Kaynak, hastaneye getirildiğinde Mahsa'nın akciğerlerinin kanla dolu olduğunun ve "canlandırılamayacağının" açık olduğunu da sözlerine ekledi.
Bu kaynak, Mahsa'nın "beyin dokusu ciddi şekilde hasar gördüğü için ne kurtarılabilir ne de ameliyat edilebilir durumda olduğunun ve hastanın tek bir yumrukla yaralanmadığı ve kafasına çok sayıda darbe almış olması gerektiğin de açık" olduğunu söyledi.
Devlet yalanları
Ailesinin, Mahsa'nın zamanında müdahale edilmediği için komaya girdiği ve öldüğünü ileri süren beyanlarına rağmen Cumartesi akşamı bir TV kanalına konuşan İran İçişleri Bakanı Ahmed Vahidi, Amini'nin tıbbi tedavisinin eksiksiz ve zamanında yapıldığını iddia etmişti.
Öte yandan İslam Cumhuriyeti yetkilileri de Mahsa Amini'nin çocukluğundan beri epilepsi ve kalp hastalığı olduğunu söylemiş ancak bu iddialar ailesi tarafından reddedilmişti.
İran'ın başkenti Büyük Tahran Emniyet Müdürü Hüseyin Rahimi, Pazartesi günü de Mahsa'nın ölümündeki sorumluluklarını reddetmeyi sürdürdü.
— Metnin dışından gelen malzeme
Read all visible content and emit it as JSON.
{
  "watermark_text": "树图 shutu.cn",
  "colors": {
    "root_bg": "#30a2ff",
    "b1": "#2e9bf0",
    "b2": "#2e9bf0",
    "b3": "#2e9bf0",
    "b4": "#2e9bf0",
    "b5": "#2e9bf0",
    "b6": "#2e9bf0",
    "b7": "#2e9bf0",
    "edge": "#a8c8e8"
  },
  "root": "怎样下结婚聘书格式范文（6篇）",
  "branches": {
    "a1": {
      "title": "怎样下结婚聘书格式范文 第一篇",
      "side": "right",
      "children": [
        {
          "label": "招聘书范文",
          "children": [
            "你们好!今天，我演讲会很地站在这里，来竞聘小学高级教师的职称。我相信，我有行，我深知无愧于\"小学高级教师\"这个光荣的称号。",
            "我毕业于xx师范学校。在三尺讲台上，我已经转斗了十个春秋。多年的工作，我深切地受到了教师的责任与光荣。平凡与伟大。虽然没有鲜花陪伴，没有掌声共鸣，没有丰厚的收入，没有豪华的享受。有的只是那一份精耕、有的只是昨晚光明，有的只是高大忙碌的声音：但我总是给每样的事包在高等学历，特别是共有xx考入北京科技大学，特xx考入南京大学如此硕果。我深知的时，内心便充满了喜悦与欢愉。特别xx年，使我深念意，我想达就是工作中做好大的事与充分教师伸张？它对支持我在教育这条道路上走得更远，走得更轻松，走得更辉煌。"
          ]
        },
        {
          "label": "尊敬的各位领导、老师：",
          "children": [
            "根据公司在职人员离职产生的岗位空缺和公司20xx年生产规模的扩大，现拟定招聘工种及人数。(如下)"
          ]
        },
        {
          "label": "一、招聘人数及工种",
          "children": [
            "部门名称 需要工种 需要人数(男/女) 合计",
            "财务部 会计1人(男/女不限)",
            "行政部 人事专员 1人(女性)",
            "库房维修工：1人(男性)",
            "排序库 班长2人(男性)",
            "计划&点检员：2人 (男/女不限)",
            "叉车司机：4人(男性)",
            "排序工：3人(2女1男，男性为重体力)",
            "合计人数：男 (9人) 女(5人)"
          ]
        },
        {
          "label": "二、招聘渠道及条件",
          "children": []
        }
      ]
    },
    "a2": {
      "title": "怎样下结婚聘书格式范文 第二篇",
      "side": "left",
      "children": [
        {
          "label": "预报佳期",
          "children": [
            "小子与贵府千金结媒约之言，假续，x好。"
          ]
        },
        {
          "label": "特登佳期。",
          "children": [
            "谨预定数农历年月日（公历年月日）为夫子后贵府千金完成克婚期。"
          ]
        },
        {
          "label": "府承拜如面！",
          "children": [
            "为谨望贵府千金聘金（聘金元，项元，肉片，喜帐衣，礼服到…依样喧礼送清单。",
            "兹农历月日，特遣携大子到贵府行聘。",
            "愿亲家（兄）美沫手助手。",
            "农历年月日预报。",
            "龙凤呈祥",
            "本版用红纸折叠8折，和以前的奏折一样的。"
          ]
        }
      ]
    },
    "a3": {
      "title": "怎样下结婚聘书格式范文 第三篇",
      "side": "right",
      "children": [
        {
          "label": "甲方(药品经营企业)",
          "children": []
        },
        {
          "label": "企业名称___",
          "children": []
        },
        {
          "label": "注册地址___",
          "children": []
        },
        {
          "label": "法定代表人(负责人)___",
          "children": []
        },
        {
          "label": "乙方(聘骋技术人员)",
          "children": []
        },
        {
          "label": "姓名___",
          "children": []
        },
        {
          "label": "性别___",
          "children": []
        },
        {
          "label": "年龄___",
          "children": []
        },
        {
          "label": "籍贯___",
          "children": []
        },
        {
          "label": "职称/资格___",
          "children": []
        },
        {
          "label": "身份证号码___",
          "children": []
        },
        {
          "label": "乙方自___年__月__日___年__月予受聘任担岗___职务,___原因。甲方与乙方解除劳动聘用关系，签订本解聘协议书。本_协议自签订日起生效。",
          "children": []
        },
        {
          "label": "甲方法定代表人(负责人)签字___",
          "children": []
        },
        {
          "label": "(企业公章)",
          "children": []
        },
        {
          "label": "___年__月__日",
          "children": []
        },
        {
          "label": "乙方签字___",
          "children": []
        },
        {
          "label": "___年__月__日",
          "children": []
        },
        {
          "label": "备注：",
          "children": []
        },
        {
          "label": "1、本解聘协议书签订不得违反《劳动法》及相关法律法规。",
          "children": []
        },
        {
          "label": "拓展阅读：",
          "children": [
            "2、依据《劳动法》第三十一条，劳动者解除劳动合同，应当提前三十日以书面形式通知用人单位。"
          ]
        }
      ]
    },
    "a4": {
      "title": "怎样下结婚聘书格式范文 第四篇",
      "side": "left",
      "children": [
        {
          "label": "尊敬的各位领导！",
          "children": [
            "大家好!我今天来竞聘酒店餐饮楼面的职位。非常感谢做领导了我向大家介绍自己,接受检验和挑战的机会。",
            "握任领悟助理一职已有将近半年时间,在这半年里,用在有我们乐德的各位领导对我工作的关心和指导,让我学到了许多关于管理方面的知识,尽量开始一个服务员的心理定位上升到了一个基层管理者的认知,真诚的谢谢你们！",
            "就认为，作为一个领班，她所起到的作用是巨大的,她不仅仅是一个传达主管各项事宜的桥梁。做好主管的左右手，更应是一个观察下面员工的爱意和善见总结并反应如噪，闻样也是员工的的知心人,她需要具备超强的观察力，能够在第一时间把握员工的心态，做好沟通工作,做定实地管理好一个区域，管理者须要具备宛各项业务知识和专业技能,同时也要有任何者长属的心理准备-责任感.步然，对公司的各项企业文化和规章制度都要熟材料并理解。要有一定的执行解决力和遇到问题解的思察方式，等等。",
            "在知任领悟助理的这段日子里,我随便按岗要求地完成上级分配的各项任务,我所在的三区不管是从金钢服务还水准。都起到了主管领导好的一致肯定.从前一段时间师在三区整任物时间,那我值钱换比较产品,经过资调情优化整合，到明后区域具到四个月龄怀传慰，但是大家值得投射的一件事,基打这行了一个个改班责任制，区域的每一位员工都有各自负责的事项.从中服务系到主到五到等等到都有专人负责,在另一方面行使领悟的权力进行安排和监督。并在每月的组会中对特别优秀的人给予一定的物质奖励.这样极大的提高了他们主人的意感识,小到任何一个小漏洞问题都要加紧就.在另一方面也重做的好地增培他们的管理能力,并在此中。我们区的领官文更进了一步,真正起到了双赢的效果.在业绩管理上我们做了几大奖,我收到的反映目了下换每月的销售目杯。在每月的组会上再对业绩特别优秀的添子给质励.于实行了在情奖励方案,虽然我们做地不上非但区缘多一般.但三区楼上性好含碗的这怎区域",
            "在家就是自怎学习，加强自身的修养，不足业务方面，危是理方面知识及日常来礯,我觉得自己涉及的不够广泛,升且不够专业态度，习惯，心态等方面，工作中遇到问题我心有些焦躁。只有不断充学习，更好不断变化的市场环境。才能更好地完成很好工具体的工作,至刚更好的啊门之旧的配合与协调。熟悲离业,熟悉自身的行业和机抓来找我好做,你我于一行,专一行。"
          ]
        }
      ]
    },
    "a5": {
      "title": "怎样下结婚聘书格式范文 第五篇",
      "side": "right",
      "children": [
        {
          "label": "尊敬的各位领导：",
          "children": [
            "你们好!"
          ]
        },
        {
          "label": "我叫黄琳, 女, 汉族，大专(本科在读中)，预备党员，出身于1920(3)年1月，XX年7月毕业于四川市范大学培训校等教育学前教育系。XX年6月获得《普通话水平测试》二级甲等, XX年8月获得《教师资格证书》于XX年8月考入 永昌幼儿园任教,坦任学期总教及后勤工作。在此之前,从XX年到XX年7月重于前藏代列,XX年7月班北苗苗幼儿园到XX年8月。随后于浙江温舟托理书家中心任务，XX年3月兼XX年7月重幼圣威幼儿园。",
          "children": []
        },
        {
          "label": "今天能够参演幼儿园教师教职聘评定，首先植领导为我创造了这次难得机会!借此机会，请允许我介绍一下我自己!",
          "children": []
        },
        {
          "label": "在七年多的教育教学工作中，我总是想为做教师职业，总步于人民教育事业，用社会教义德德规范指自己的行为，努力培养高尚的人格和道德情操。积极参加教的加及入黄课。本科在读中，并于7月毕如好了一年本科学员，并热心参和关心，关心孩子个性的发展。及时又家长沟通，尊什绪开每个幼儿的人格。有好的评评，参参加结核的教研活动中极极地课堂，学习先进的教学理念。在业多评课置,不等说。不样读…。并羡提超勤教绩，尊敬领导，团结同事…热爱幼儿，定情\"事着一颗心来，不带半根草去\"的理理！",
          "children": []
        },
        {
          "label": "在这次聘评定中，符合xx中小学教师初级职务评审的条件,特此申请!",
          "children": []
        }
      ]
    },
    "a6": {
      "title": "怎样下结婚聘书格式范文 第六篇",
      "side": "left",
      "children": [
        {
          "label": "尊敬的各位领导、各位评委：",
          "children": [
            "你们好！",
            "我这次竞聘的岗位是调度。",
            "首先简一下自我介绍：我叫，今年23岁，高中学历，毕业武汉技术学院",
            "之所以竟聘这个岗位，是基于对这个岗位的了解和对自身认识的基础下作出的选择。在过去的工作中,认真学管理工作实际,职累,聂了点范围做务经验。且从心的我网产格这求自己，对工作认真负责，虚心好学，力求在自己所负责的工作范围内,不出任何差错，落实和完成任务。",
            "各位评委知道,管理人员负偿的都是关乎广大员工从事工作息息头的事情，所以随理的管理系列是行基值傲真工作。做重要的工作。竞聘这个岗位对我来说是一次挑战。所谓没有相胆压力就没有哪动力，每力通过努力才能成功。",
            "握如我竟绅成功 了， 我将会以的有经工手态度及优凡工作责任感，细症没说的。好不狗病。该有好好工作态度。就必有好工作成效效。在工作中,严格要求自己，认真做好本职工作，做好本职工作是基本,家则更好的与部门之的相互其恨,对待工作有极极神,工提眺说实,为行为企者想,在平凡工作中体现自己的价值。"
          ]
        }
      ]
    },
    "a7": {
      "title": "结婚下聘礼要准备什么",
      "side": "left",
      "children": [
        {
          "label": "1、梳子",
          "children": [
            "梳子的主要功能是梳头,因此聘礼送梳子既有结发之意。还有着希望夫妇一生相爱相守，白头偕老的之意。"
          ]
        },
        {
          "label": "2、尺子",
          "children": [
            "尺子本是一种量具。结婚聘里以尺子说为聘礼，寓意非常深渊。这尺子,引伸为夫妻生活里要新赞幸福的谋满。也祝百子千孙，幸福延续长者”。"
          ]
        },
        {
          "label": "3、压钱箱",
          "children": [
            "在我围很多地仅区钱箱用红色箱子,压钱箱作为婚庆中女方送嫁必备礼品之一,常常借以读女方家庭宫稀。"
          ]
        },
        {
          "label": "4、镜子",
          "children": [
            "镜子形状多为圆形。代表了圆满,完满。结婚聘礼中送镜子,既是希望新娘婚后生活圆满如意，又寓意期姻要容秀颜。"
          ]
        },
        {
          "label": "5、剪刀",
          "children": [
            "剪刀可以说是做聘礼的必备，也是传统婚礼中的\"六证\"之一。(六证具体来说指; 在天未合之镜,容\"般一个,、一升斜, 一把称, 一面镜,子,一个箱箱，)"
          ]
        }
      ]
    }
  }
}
Genç kadının geçen hafta başörtüsü "uygunsuz" olduğu için bir parkta yürürken ahlak polisince durdurulduğunu söyledi.in.
Rahimi, Amini'nin polis memurları tarafından dövüldüğü iddialarını yalanlayarak, "polise karşı korkakça suçlamalar yöneltildiğini" söyledi.